Personal information
- Nationality: German
- Born: 2 August 2004 (age 21)

Sport
- Country: German
- Sport: Cycling
- Event: Sprint

Medal record
Women's track cycling
Representing Germany
European Championships
| Gold medal – first place | 2026 Konya | Team sprint |
| Bronze medal – third place | 2025 Heusden-Zolder | 1 km time trial |
| Bronze medal – third place | 2025 Heusden-Zolder | Team sprint |
European Under-23 Championships
| Bronze medal – third place | 2025 Anadia | 1 km time trial |

= Clara Schneider =

German cyclist

Clara Schneider (born 2 August 2004) is a German track cyclist. She was a bronze medalist at the 2025 UEC European Track Championships.

==Career==
From Brandenburg, she is a member of Track Team Brandenburg. She won three gold medals; in the sprint, team sprint and keirin, and a silver in the 500 metres time trial, at the 2022 UCI Junior Track Cycling World Championships in Tel Aviv.

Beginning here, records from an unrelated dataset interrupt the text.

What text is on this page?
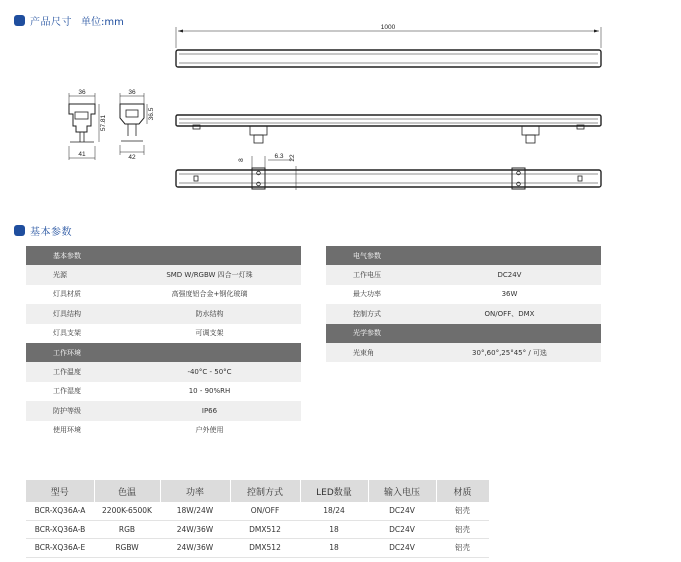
产品尺寸 单位:mm	1000
36
57.81
41
36
36.5
42	8	6.3 22
基本参数
基本参数	
光源	SMD W/RGBW 四合一灯珠
灯具材质	高强度铝合金+钢化玻璃
灯具结构	防水结构
灯具支架	可调支架
工作环境	
工作温度	-40°C - 50°C
工作湿度	10 - 90%RH
防护等级	IP66
使用环境	户外使用
电气参数	
工作电压	DC24V
最大功率	36W
控制方式	ON/OFF、DMX
光学参数	
光束角	30°,60°,25°45° / 可选
型号	色温	功率	控制方式	LED数量	输入电压	材质
BCR-XQ36A-A	2200K-6500K	18W/24W	ON/OFF	18/24	DC24V	铝壳
BCR-XQ36A-B	RGB	24W/36W	DMX512	18	DC24V	铝壳
BCR-XQ36A-E	RGBW	24W/36W	DMX512	18	DC24V	铝壳
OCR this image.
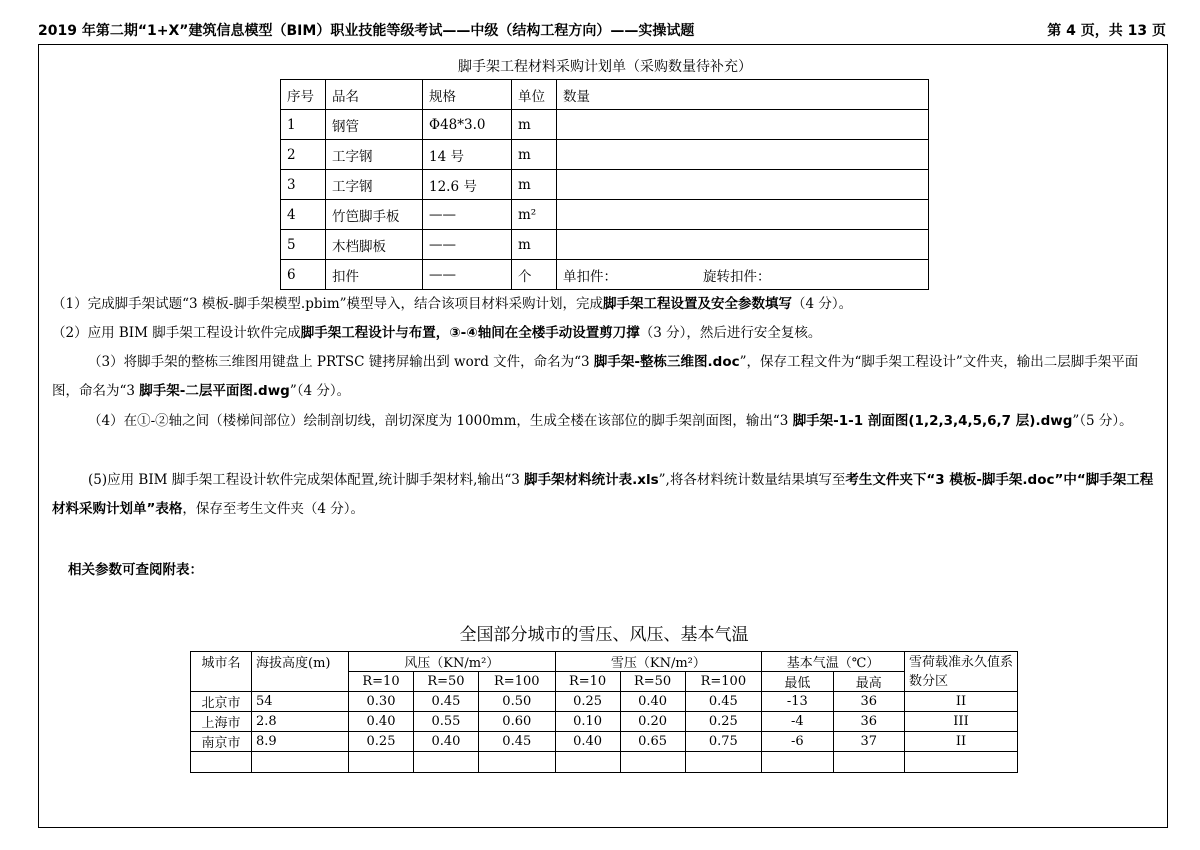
2019 年第二期“1+X”建筑信息模型（BIM）职业技能等级考试——中级（结构工程方向）——实操试题	第 4 页，共 13 页
脚手架工程材料采购计划单（采购数量待补充）
序号	品名	规格	单位	数量
1	钢管	Φ48*3.0	m	
2	工字钢	14 号	m	
3	工字钢	12.6 号	m	
4	竹笆脚手板	——	m²	
5	木档脚板	——	m	
6	扣件	——	个	单扣件： 旋转扣件：
（1）完成脚手架试题“3 模板-脚手架模型.pbim”模型导入，结合该项目材料采购计划，完成脚手架工程设置及安全参数填写（4 分）。
（2）应用 BIM 脚手架工程设计软件完成脚手架工程设计与布置，③-④轴间在全楼手动设置剪刀撑（3 分），然后进行安全复核。
（3）将脚手架的整栋三维图用键盘上 PRTSC 键拷屏输出到 word 文件，命名为“3 脚手架-整栋三维图.doc”，保存工程文件为“脚手架工程设计”文件夹，输出二层脚手架平面图，命名为“3 脚手架-二层平面图.dwg”（4 分）。
（4）在①-②轴之间（楼梯间部位）绘制剖切线，剖切深度为 1000mm，生成全楼在该部位的脚手架剖面图，输出“3 脚手架-1-1 剖面图(1,2,3,4,5,6,7 层).dwg”（5 分）。
(5)应用 BIM 脚手架工程设计软件完成架体配置,统计脚手架材料,输出“3 脚手架材料统计表.xls”,将各材料统计数量结果填写至考生文件夹下“3 模板-脚手架.doc”中“脚手架工程材料采购计划单”表格，保存至考生文件夹（4 分）。
相关参数可查阅附表：
全国部分城市的雪压、风压、基本气温
城市名	海拔高度(m)	风压（KN/m²）			雪压（KN/m²）			基本气温（℃）		雪荷载准永久值系数分区
		R=10	R=50	R=100	R=10	R=50	R=100	最低	最高	
北京市	54	0.30	0.45	0.50	0.25	0.40	0.45	-13	36	II
上海市	2.8	0.40	0.55	0.60	0.10	0.20	0.25	-4	36	III
南京市	8.9	0.25	0.40	0.45	0.40	0.65	0.75	-6	37	II
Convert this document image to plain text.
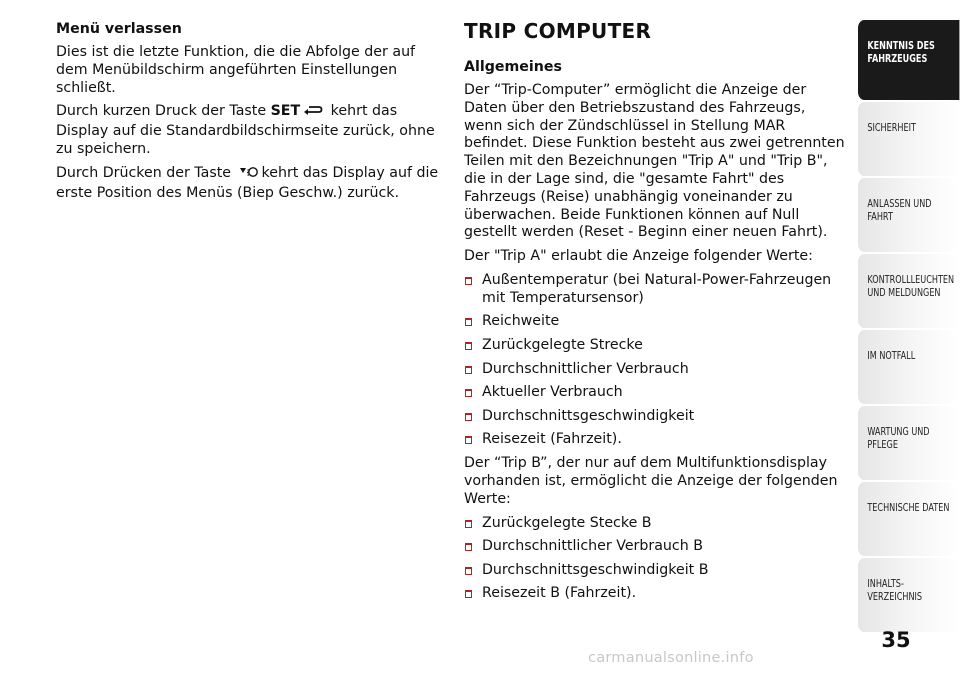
Menü verlassen

Dies ist die letzte Funktion, die die Abfolge der auf dem Menübildschirm angeführten Einstellungen schließt.

Durch kurzen Druck der Taste SET kehrt das Display auf die Standardbildschirmseite zurück, ohne zu speichern.

Durch Drücken der Taste kehrt das Display auf die erste Position des Menüs (Biep Geschw.) zurück.

TRIP COMPUTER
Allgemeines

Der “Trip-Computer” ermöglicht die Anzeige der Daten über den Betriebszustand des Fahrzeugs, wenn sich der Zündschlüssel in Stellung MAR befindet. Diese Funktion besteht aus zwei getrennten Teilen mit den Bezeichnungen "Trip A" und "Trip B", die in der Lage sind, die "gesamte Fahrt" des Fahrzeugs (Reise) unabhängig voneinander zu überwachen. Beide Funktionen können auf Null gestellt werden (Reset - Beginn einer neuen Fahrt).

Der "Trip A" erlaubt die Anzeige folgender Werte:

Außentemperatur (bei Natural-Power-Fahrzeugen mit Temperatursensor)
Reichweite
Zurückgelegte Strecke
Durchschnittlicher Verbrauch
Aktueller Verbrauch
Durchschnittsgeschwindigkeit
Reisezeit (Fahrzeit).

Der “Trip B”, der nur auf dem Multifunktionsdisplay vorhanden ist, ermöglicht die Anzeige der folgenden Werte:

Zurückgelegte Stecke B
Durchschnittlicher Verbrauch B
Durchschnittsgeschwindigkeit B
Reisezeit B (Fahrzeit).
KENNTNIS DES FAHRZEUGES
SICHERHEIT
ANLASSEN UND FAHRT
KONTROLLLEUCHTEN UND MELDUNGEN
IM NOTFALL
WARTUNG UND PFLEGE
TECHNISCHE DATEN
INHALTS-VERZEICHNIS
35
carmanualsonline.info
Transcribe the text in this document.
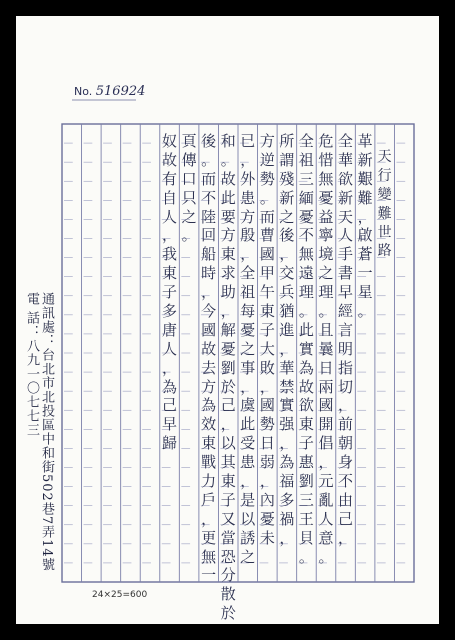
No. 516924
天
行
變
難
世
路
革
新
艱
難
，
啟
蒼
一
星
。
全
華
欲
新
天
人
手
書
早
經
言
明
指
切
，
前
朝
身
不
由
己
，
危
惜
無
憂
益
寧
境
之
理
。
且
曩
日
兩
國
開
倡
，
元
亂
人
意
。
全
祖
三
緬
憂
不
無
遠
理
。
此
實
為
故
欲
東
子
惠
劉
三
王
貝
。
所
謂
殘
新
之
後
，
交
兵
猶
進
，
華
禁
實
强
，
為
福
多
禍
，
方
逆
勢
。
而
曹
國
甲
午
東
子
大
敗
，
國
勢
日
弱
，
內
憂
未
已
，
外
患
方
殷
，
全
祖
每
憂
之
事
，
虞
此
受
患
，
是
以
誘
之
和
。
故
此
要
方
東
求
助
，
解
憂
劉
於
己
，
以
其
東
子
又
當
恐
分
散
於
後
。
而
不
陸
回
船
時
，
今
國
故
去
方
為
效
東
戰
力
戶
，
更
無
一
頁
傳
口
只
之
。
奴
故
有
自
人
，
我
東
子
多
唐
人
，
為
己
早
歸
通訊處：台北市北投區中和街502巷7弄14號
電 話：八九一〇七七三
24×25=600
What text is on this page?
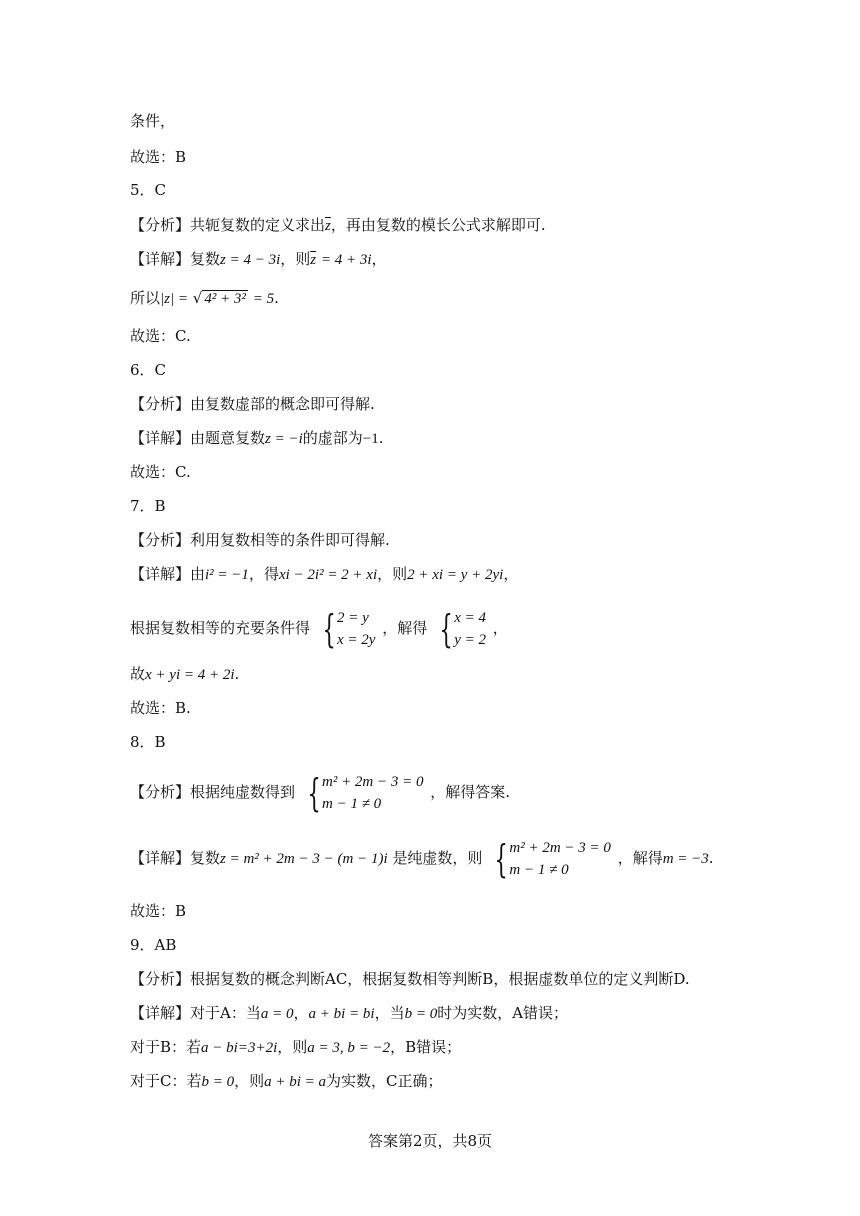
条件，
故选：B
5．C
【分析】共轭复数的定义求出$\overline{z}$，再由复数的模长公式求解即可.
【详解】复数z = 4 − 3i，则$\overline{z} = 4 + 3i$，
所以|z| = √ 4² + 3² = 5.
故选：C.
6．C
【分析】由复数虚部的概念即可得解.
【详解】由题意复数z = −i的虚部为−1.
故选：C.
7．B
【分析】利用复数相等的条件即可得解.
【详解】由i² = −1，得xi − 2i² = 2 + xi，则2 + xi = y + 2yi，
根据复数相等的充要条件得 { 2 = y
x = 2y
，解得 { x = 4
y = 2
，
故x + yi = 4 + 2i.
故选：B.
8．B
【分析】根据纯虚数得到 { m² + 2m − 3 = 0
m − 1 ≠ 0
，解得答案.
【详解】复数z = m² + 2m − 3 − (m − 1)i 是纯虚数，则 { m² + 2m − 3 = 0
m − 1 ≠ 0
，解得m = −3.
故选：B
9．AB
【分析】根据复数的概念判断AC，根据复数相等判断B，根据虚数单位的定义判断D.
【详解】对于A：当a = 0，a + bi = bi，当b = 0时为实数，A错误；
对于B：若a − bi=3+2i，则a = 3, b = −2，B错误；
对于C：若b = 0，则a + bi = a为实数，C正确；
答案第2页，共8页
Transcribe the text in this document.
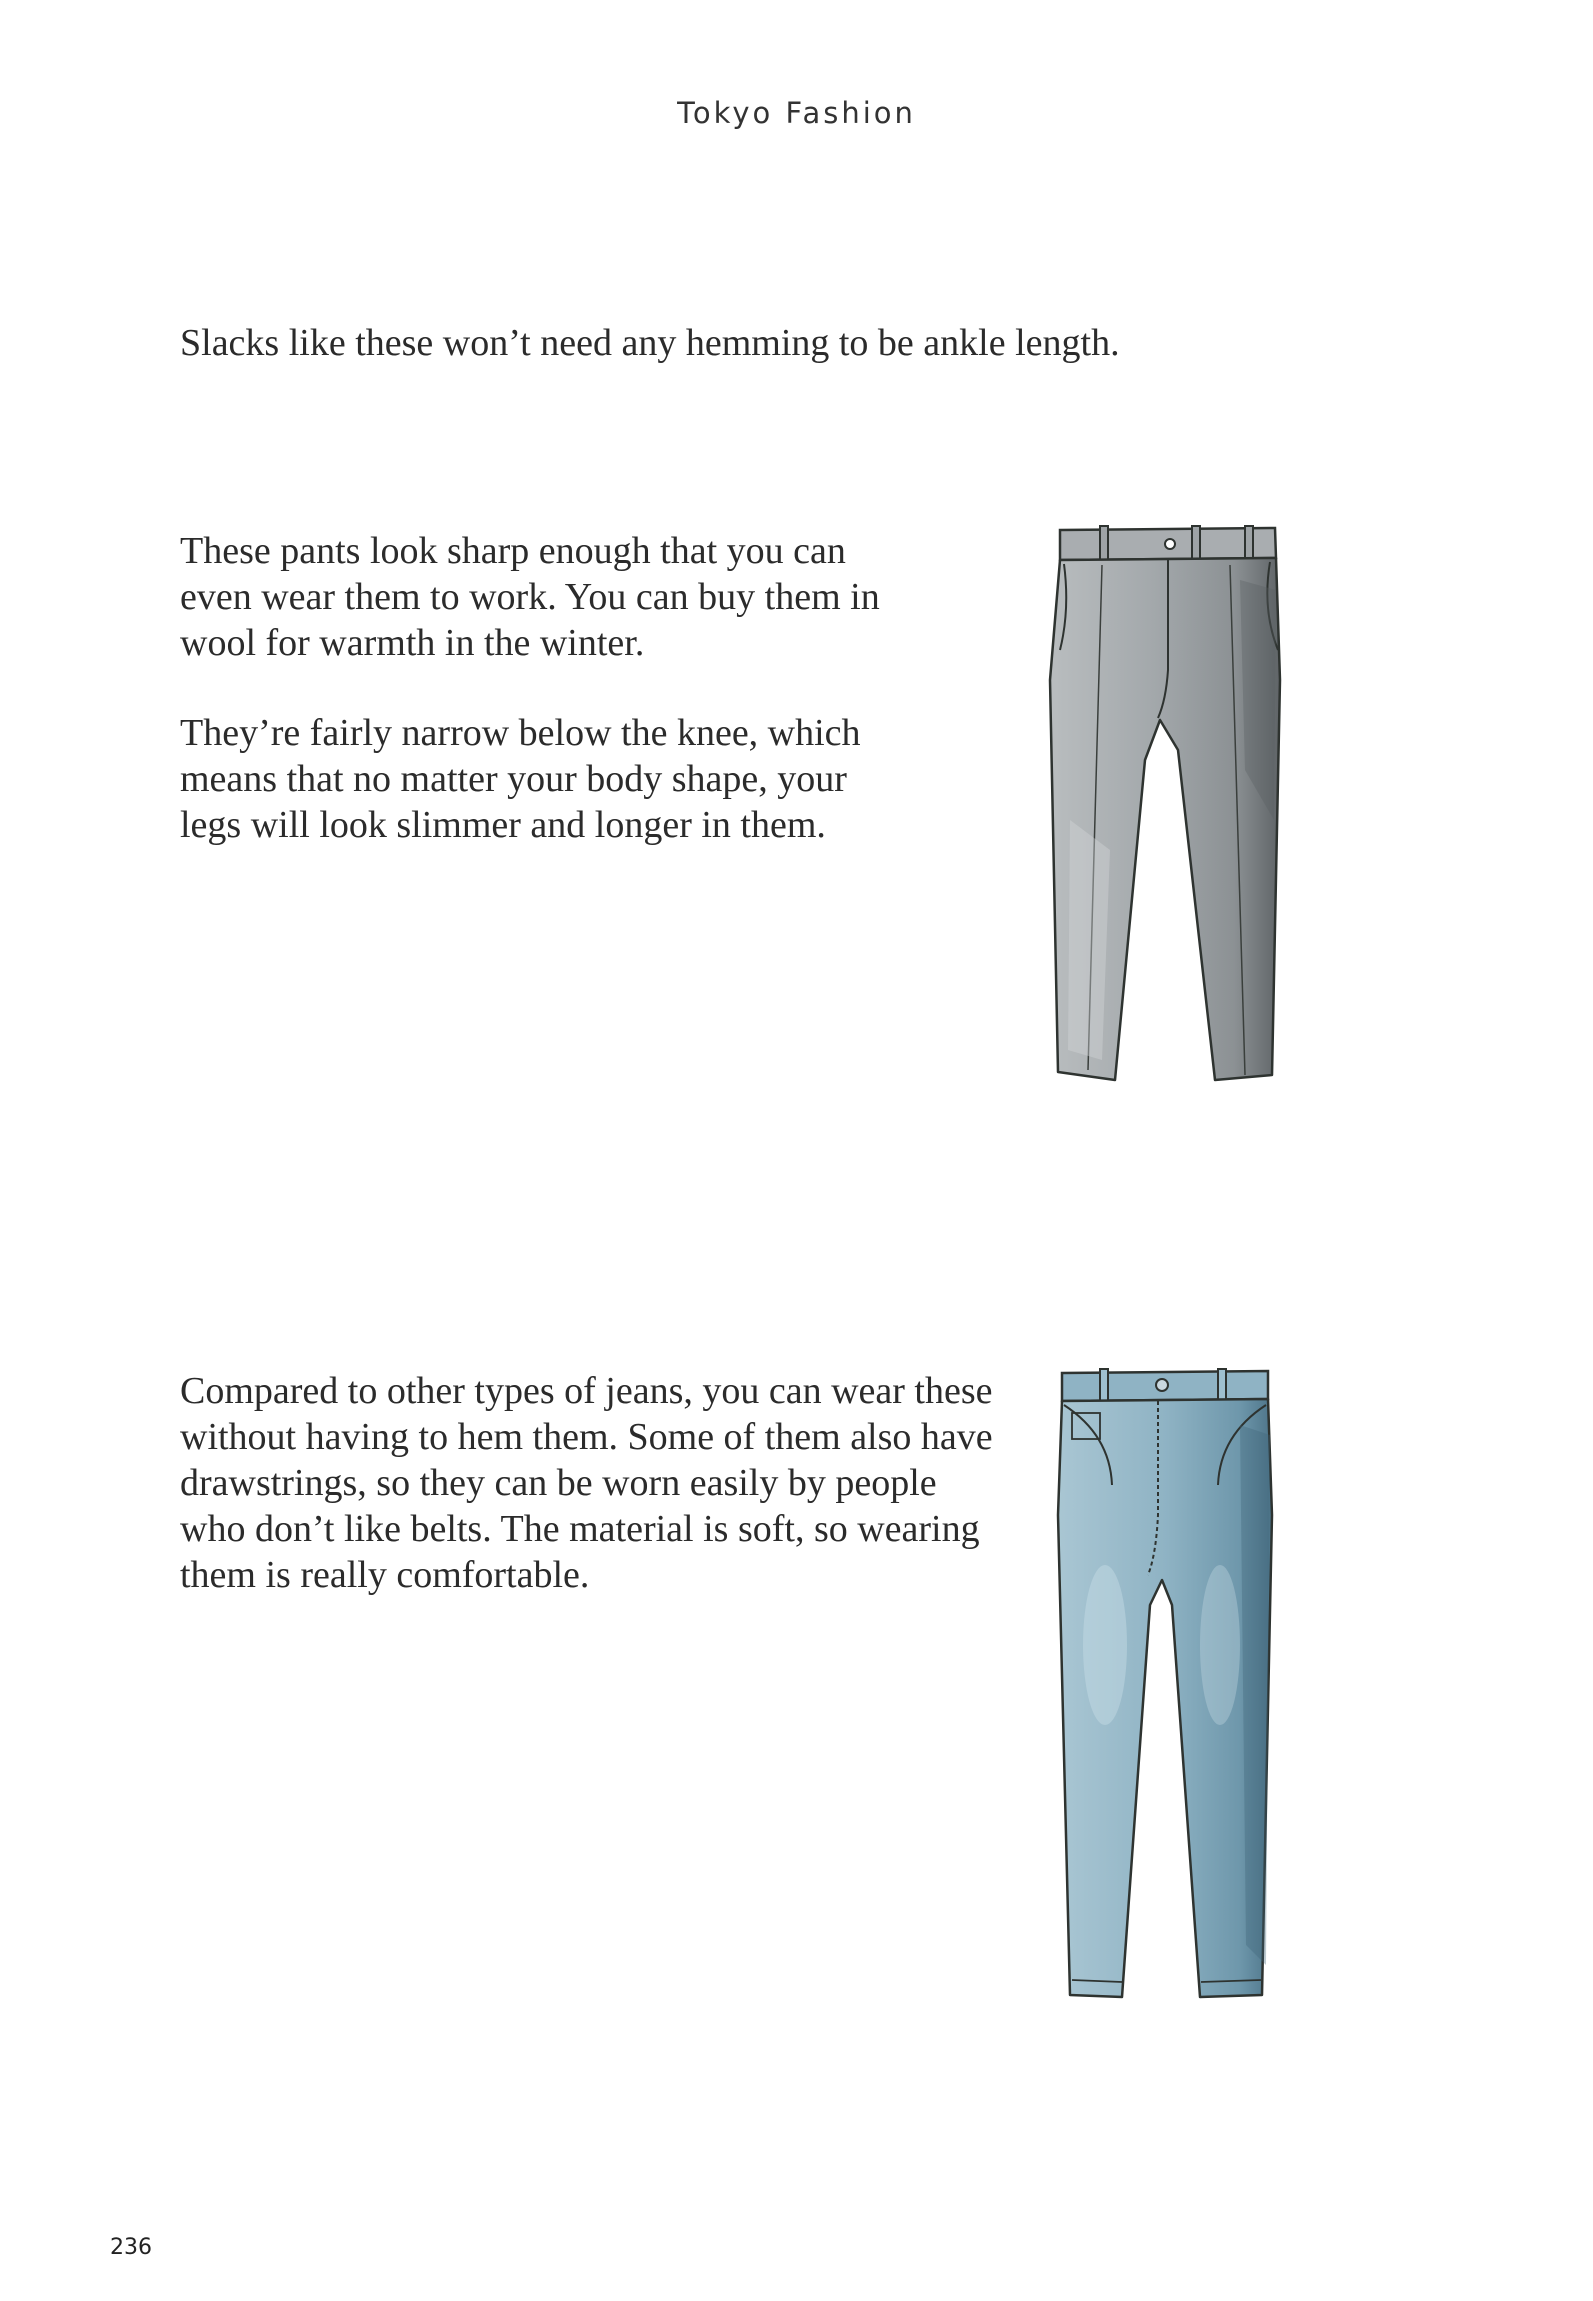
Tokyo Fashion
Slacks like these won’t need any hemming to be ankle length.

These pants look sharp enough that you can even wear them to work. You can buy them in wool for warmth in the winter.

They’re fairly narrow below the knee, which means that no matter your body shape, your legs will look slimmer and longer in them.

Compared to other types of jeans, you can wear these without having to hem them. Some of them also have drawstrings, so they can be worn easily by people who don’t like belts. The material is soft, so wearing them is really comfortable.

236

Alongside Lara-Sophie Jäger and Stella Müller, she took second place in the team sprint at the European U23 Track Championships in Cottbus, in 2024. She also won the Keirin at the Championships, defending the tile she first won in Portugal at the 2023 U23 Europeans. She also won a silver medal in the 500 metres time
trial.

She won a bronze medal in the women's team sprint at the 2025 UEC European Track Championships alongside Lea Friedrich and Pauline Grabosch, in Belgium, in February 2025.